When you look at statistics on infant mortality, unemployment or poverty, over the last fifty years, you still find the statistics for blacks doubled for infant mortality, unemployment and poverty.  So- called racial progress in employment disappears when incarceration numbers are included.  See "The New Jim Crow" for documentation.  When whites can blame blacks for dysfunction, whites then are not guilty.  They can claim they are righteous; if whites are righteous and blacks are to blame, whites need not repent and do not repent.  For whites, there is not repentance, restitution or an obligation to repair oppressed communities.

Monday, April 2, 2018

The Spirit, The Kingdom, and Jubilee Justice

I wish to highlight three different scriptural passages which tie the Holy Spirit, the kingdom of God, and Jubilee justice together.  
1. Luke 4:18-19  - This passage defines the kingdom of God and is built around four key concepts:
the Spirit, the poor, the oppressed, and Jubilee justice.
2. Messianic Passages from Isaiah: 9:7; 11:1-4; 16:5; 28:16-17; 42:1-4; 61:1-4 (in the NRSV, Isaiah 61:1 is translated as oppressed instead of poor)  Again we find the Spirit, the kingdom, Jubilee justice and the oppressed poor as central concepts.
3. Acts 1:1-8; 2:38-45; 4:32-35  Here again the Spirit, the kingdom, the poor and justice are closely tied together. 

Back to Luke 4:18-19. The kingdom message and ministry of a Spirit-filled church is described as follows: release the oppressed poor by doing Jubilee justice.  This is the essence of the kingdom of God here on earth.  

In Acts 1:3, immediately after his crucifixion and resurrection, Jesus continued to talk incessantly about the kingdom of God.  One might have thought Jesus would have spent this time, this brief time,  before Pentecost explaining in some detail the meaning of the cross and the resurrection.
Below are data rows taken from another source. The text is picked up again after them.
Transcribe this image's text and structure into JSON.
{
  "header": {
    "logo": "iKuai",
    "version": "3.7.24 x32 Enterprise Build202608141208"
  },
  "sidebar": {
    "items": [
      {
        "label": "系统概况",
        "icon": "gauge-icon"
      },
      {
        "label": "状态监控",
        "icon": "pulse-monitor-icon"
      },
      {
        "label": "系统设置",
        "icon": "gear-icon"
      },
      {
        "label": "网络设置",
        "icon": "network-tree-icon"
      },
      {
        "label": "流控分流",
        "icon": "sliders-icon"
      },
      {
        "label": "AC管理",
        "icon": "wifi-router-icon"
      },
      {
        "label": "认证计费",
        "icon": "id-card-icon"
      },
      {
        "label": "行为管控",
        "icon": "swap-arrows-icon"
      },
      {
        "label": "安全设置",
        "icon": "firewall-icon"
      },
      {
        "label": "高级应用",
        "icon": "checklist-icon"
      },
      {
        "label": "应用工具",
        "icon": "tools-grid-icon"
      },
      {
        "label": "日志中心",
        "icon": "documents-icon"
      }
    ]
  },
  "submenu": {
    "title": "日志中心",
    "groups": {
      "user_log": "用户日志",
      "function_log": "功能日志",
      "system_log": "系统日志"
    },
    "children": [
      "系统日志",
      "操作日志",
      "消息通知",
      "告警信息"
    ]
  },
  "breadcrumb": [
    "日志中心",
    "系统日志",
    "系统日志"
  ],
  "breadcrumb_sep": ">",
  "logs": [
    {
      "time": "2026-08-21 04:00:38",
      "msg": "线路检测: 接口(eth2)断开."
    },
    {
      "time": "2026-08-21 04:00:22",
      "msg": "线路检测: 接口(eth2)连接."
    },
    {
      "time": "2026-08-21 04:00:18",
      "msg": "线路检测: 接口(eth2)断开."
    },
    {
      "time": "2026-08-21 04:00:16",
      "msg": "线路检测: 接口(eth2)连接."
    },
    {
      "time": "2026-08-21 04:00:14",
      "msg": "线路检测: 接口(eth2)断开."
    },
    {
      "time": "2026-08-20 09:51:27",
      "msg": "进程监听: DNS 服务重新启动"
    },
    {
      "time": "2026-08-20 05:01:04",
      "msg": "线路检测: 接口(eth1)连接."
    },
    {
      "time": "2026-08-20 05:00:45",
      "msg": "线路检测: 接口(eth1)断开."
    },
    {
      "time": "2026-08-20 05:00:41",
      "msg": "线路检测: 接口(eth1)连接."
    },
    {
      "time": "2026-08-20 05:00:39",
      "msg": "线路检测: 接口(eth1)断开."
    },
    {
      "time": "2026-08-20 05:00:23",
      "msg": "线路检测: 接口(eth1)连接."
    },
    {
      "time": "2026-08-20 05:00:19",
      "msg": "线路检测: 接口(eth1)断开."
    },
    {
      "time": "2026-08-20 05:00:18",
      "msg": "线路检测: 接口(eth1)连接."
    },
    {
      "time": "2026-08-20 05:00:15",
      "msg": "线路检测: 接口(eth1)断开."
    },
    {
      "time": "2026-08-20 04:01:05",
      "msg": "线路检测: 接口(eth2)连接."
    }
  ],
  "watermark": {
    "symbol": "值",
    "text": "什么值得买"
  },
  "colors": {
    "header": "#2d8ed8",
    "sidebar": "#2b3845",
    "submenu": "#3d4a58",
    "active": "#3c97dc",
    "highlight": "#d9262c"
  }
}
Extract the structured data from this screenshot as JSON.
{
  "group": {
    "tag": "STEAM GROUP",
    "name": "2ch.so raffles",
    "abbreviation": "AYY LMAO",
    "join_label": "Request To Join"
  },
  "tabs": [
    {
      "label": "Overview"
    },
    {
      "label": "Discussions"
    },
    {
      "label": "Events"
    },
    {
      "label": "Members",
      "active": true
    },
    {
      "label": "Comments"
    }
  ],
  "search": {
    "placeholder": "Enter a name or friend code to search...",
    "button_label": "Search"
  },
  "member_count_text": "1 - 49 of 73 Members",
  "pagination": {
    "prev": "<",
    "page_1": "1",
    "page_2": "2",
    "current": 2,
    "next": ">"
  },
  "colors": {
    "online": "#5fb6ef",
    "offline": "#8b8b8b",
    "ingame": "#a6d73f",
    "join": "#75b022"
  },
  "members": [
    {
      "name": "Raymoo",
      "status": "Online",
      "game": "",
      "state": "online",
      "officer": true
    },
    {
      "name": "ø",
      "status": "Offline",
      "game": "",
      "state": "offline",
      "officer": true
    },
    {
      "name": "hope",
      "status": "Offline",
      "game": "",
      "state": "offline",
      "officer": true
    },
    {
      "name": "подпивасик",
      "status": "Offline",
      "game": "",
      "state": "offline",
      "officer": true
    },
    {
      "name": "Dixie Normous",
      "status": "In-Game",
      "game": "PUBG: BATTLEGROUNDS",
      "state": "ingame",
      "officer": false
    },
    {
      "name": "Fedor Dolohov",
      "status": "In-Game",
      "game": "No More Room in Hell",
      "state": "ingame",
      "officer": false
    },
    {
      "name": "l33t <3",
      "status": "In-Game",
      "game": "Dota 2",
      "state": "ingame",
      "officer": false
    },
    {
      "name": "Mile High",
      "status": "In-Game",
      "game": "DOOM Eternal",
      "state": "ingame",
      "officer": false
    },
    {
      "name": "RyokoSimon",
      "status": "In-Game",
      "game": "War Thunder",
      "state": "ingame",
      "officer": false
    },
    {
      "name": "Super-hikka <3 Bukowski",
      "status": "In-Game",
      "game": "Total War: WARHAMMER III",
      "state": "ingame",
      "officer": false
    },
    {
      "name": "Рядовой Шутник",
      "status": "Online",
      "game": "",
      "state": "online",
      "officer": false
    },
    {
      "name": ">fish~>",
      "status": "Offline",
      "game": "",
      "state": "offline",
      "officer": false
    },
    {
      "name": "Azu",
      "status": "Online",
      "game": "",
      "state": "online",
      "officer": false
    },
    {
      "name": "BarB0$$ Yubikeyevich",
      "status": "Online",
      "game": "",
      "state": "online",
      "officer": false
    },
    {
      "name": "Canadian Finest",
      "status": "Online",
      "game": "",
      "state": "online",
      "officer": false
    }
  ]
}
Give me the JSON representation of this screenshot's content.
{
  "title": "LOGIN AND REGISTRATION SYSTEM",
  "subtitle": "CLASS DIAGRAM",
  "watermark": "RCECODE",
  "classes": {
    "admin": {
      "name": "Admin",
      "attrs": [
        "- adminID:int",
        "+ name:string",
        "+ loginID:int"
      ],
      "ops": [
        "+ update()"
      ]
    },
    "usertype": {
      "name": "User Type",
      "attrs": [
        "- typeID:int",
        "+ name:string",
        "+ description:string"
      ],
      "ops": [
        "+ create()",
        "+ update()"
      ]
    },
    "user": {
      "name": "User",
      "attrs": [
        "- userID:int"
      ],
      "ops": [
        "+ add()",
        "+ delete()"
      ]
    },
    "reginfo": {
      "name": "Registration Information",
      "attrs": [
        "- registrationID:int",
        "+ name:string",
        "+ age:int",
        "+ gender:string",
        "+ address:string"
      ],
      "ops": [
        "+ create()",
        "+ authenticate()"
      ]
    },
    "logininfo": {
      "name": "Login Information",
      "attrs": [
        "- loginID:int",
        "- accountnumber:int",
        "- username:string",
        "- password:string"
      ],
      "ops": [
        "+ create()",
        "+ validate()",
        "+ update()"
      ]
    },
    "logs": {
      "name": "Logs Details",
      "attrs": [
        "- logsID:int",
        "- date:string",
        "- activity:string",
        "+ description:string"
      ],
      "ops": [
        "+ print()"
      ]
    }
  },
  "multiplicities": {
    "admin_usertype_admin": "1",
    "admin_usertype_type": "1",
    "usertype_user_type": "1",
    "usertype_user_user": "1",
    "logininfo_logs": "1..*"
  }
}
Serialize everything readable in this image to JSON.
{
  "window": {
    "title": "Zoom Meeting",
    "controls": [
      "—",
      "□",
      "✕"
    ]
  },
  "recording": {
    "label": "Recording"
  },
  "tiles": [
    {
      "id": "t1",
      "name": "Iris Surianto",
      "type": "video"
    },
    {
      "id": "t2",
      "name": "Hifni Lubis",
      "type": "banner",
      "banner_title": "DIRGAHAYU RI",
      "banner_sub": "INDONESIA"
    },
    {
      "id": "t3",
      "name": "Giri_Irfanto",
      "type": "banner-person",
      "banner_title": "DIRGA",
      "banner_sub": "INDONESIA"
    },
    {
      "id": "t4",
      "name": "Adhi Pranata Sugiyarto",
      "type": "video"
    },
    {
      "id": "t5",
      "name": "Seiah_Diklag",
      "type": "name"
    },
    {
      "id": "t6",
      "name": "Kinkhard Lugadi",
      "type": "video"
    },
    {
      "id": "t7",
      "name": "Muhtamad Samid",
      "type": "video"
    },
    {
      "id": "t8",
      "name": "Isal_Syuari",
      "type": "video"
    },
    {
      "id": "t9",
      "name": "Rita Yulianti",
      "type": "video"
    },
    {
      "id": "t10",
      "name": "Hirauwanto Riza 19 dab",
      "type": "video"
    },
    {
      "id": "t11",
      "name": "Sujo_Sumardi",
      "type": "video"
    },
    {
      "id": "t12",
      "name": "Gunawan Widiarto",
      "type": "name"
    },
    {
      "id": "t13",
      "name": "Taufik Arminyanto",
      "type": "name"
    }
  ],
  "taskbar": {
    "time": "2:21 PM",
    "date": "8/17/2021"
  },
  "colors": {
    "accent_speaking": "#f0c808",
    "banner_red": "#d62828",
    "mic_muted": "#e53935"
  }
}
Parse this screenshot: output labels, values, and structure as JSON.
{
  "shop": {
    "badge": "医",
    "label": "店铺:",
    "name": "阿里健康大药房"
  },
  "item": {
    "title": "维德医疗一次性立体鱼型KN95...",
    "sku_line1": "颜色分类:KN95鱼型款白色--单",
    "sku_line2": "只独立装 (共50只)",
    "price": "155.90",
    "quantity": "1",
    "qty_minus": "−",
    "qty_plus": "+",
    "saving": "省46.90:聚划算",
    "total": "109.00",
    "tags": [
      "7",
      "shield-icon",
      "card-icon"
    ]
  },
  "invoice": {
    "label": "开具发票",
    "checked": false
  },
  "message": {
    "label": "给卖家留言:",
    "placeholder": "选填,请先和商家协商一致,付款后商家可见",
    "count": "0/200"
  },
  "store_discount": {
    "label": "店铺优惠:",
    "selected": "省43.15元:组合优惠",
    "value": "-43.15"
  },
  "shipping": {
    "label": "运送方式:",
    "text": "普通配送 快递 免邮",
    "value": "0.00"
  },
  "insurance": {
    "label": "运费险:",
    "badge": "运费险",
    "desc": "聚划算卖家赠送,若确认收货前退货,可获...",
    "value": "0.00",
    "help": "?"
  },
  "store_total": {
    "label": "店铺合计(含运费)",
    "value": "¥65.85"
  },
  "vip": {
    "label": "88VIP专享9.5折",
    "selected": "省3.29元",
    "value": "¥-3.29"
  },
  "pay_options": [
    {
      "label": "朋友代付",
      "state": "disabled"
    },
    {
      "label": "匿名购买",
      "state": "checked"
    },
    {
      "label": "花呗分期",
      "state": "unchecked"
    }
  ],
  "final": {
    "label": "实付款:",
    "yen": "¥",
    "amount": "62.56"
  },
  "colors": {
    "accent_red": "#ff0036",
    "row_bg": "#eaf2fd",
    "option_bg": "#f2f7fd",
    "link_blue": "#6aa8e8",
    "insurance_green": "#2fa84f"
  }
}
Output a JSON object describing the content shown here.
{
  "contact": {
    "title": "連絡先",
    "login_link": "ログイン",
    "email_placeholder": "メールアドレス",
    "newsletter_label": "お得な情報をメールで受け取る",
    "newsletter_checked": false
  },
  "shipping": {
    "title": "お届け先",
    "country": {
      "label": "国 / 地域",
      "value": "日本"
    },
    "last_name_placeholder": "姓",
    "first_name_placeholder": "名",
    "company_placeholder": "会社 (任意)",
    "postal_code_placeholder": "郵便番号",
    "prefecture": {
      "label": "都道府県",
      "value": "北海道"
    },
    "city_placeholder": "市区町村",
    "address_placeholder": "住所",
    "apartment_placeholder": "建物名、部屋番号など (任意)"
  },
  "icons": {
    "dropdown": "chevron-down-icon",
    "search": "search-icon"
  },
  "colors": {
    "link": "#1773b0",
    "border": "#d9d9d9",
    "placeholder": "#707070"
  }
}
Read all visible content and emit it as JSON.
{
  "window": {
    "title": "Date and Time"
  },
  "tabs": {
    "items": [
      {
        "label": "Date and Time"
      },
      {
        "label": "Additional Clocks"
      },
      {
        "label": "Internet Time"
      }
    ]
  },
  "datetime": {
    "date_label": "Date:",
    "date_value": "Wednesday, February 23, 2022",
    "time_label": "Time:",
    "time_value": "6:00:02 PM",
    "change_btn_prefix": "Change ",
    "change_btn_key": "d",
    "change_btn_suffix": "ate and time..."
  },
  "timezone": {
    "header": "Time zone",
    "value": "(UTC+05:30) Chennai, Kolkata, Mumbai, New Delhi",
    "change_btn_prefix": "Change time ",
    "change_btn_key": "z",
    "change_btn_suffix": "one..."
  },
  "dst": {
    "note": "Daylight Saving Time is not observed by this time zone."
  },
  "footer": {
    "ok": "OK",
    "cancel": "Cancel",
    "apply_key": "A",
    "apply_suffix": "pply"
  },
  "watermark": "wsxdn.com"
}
Instead he was talking about the kingdom and the kingdom as justice that releases the oppressed.  In Acts 1:6 his disciples asked Jesus a question, "Are you going to restore the kingdom to Israel?" Jesus gave a yes and yes answer.  Yes, to Israel, if Israel will repent.  See Chapter 2:38, 40.  In Jerusalem at this time it was full of poverty and oppression.  See Isaiah Chapter 10:1-2  The kingdom could be restored back to Israel only if the Jews would repent and then do justice.  Here is a description of Jubilee justice which they immediately did.  Chapter 2:45, "Selling their possessions and goods they gave to anyone as he had need."

When the Spirit and kingdom are authentically combined, economic need revolving around oppression is immediately addressed. (see Nehemiah 5 and Act 4:32-35 for more detail).  

Next, further elaboration on Luke 4:18-19:
On rich and poor, based on James 2:1-7 from The Message: James condemns the church for favoring the rich and discriminating against the poor.  James says God favors the poor; "God has chosen the down and outers, the poor and oppressed, as the kingdom's first citizens, with full rights and privileges."

Is your church favoring the rich or the poor?  Prove it!

Based on Isaiah 58:6 from The Message: Releasing the oppressed is a profoundly spiritual act, "to break the chains of injustice, get rid of exploitation in the work place, cancel debts."
In what ways is your church releasing the oppressed?

On Jubilee justice - based on Amos 5:24 from The Message: "I want justice - oceans of it.  I want fairness - rivers of it."  

A challenge - In five years could your church devote 50% of its budget to justice/mission ministries?
What percentage of your church's current budget is devoted to justice ministries?